Comme peintre décorateur, ce n’était pas la décoration en soi qui m’intéressait, mais plutôt la réaction humaine à la couleur. Quand on est dans un espace coloré, on est modifié par la vibration de cette couleur.

« Ce qui m’intéresse c’est le spectateur, et tout ce qui se passe en lui en interaction avec la couleur. »

Mon art utilise aussi un principe de la peinture chinoise qu’est la perspective inversée où le regard ne va pas au loin, mais où les choses viennent à nous. Je travaille à la fois sur le geste et le rayonnement des pierres pour que le corps reçoive directement l’information véhiculée par la couleur. Pour moi, le grand format, la peinture à l’échelle du mur, crée une immersion, un enveloppement qui facilite la rencontre du spectateur avec sa propre sensation. Aujourd’hui, les gens ne prennent plus le temps de contempler, entrer dans un petit tableau. On est obligé de faire des films en XXL en arts immersifs pour que notre public ressente quelque chose. Avant, un petit tableau pouvait nous emporter très loin, parce qu’il n’y avait pas autant d’images qu’aujourd’hui.

Qu’apporte tes œuvres à un spectateur, ou à un endroit ?

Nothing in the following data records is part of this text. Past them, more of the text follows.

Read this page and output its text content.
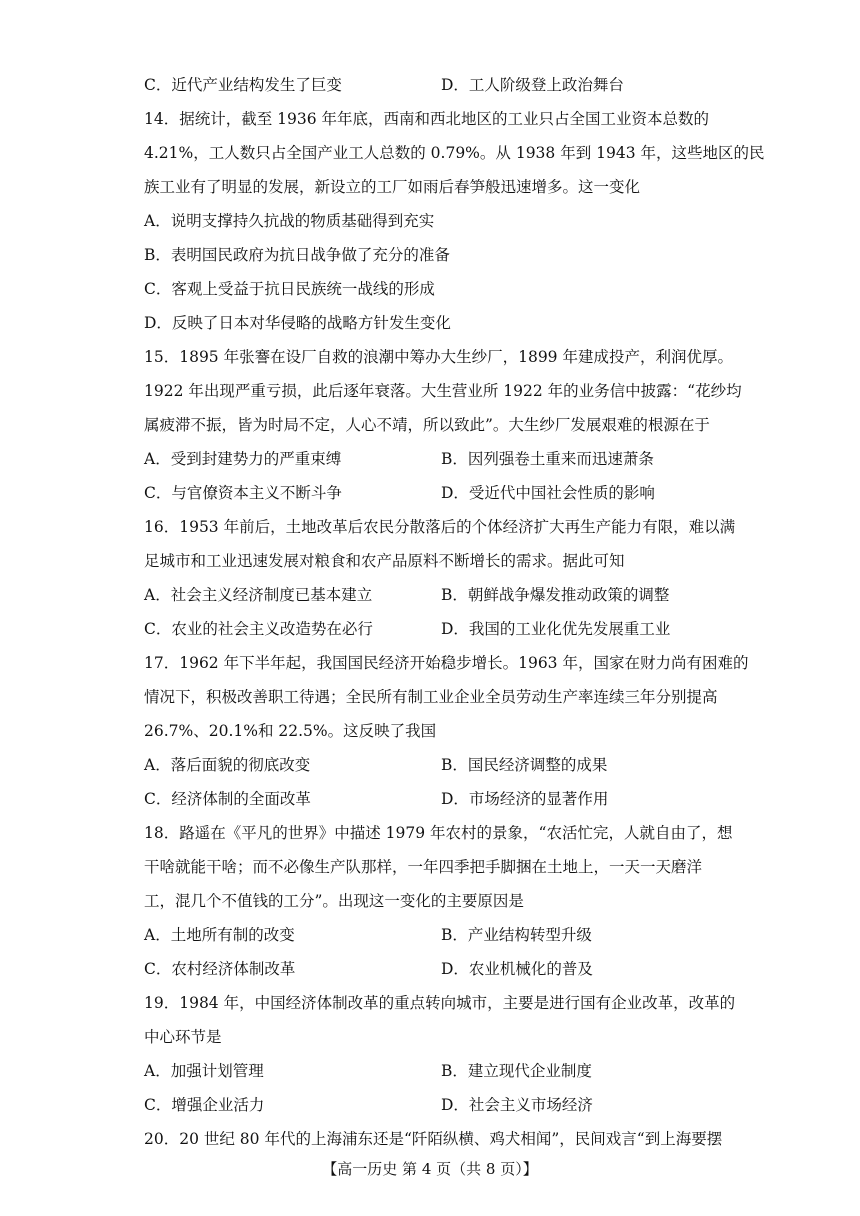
C．近代产业结构发生了巨变	D．工人阶级登上政治舞台
14．据统计，截至 1936 年年底，西南和西北地区的工业只占全国工业资本总数的
4.21%，工人数只占全国产业工人总数的 0.79%。从 1938 年到 1943 年，这些地区的民
族工业有了明显的发展，新设立的工厂如雨后春笋般迅速增多。这一变化
A．说明支撑持久抗战的物质基础得到充实
B．表明国民政府为抗日战争做了充分的准备
C．客观上受益于抗日民族统一战线的形成
D．反映了日本对华侵略的战略方针发生变化
15．1895 年张謇在设厂自救的浪潮中筹办大生纱厂，1899 年建成投产，利润优厚。
1922 年出现严重亏损，此后逐年衰落。大生营业所 1922 年的业务信中披露：“花纱均
属疲滞不振，皆为时局不定，人心不靖，所以致此”。大生纱厂发展艰难的根源在于
A．受到封建势力的严重束缚	B．因列强卷土重来而迅速萧条
C．与官僚资本主义不断斗争	D．受近代中国社会性质的影响
16．1953 年前后，土地改革后农民分散落后的个体经济扩大再生产能力有限，难以满
足城市和工业迅速发展对粮食和农产品原料不断增长的需求。据此可知
A．社会主义经济制度已基本建立	B．朝鲜战争爆发推动政策的调整
C．农业的社会主义改造势在必行	D．我国的工业化优先发展重工业
17．1962 年下半年起，我国国民经济开始稳步增长。1963 年，国家在财力尚有困难的
情况下，积极改善职工待遇；全民所有制工业企业全员劳动生产率连续三年分别提高
26.7%、20.1%和 22.5%。这反映了我国
A．落后面貌的彻底改变	B．国民经济调整的成果
C．经济体制的全面改革	D．市场经济的显著作用
18．路遥在《平凡的世界》中描述 1979 年农村的景象，“农活忙完，人就自由了，想
干啥就能干啥；而不必像生产队那样，一年四季把手脚捆在土地上，一天一天磨洋
工，混几个不值钱的工分”。出现这一变化的主要原因是
A．土地所有制的改变	B．产业结构转型升级
C．农村经济体制改革	D．农业机械化的普及
19．1984 年，中国经济体制改革的重点转向城市，主要是进行国有企业改革，改革的
中心环节是
A．加强计划管理	B．建立现代企业制度
C．增强企业活力	D．社会主义市场经济
20．20 世纪 80 年代的上海浦东还是“阡陌纵横、鸡犬相闻”，民间戏言“到上海要摆
【高一历史 第 4 页（共 8 页）】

Les maisons sont faites pour quelqu’un, et donc ce qui m’importe c’est l’humain ; ce qu’une œuvre apportera à quelqu’un qui traverse cet espace. Quand je travaille directement avec des clients, la rencontre est presque magique. Quand on parle, quand on se montre des choses, il se passe quelque chose au-delà des mots, et donc quand je commence à travailler sur un projet, tout me vient naturellement. La couleur permet aux gens de se recentrer. Mon travail consiste donc à reconnecter des subtilités très doucement. Entre le travail du souffle, de la couleur, des vibrations, c’est un processus qui est du domaine de l’indicible.

Montée d’escalier, 27 panneaux, Paris 7eme. Oeil de tigre, jaspe et grenat doré.

Quels conseils donnerais-tu à quelqu’un qui décore sa maison ?

 Du point de vue de la couleur, c’est complexe car individuel et subjectif, ça dépend aussi de la façon dont on entre en interaction avec l’espace. Pour certains, le foyer c’est un lieu de réception, et pour d’autres c’est un véritable endroit de recueillement. C’est pour cela qu’il est important d’identifier les couleurs qui nous font du bien. C’est très simple, finalement, et en même temps très subtil.

« Il faudrait prendre le temps d’apprendre à ressentir les couleurs, à les connaître intimement. »

 

Parlons un peu de tes goûts. Quel est ton peintre préféré ?

Odilon Redon. Sa peinture est très mystique, et le travail de la couleur est incroyable.

Et ta musique préférée ?

 Je cherche le rythme qui va avec ce que je suis en train de faire. C’est très changeant. Pour travailler, j’ai besoin de calme. Ma fille m’a fait découvrir de nouveaux genres musicaux et maintenant je reviens un peu au classique.

Et pour conclure, ton mets préféré ?

C’est toujours lié à la saison. En ce moment c’est le céleri au gingembre. Je le coupe en tranche et je le fais revenir dans du ghee, du beurre clarifié indien que je fais moi-même.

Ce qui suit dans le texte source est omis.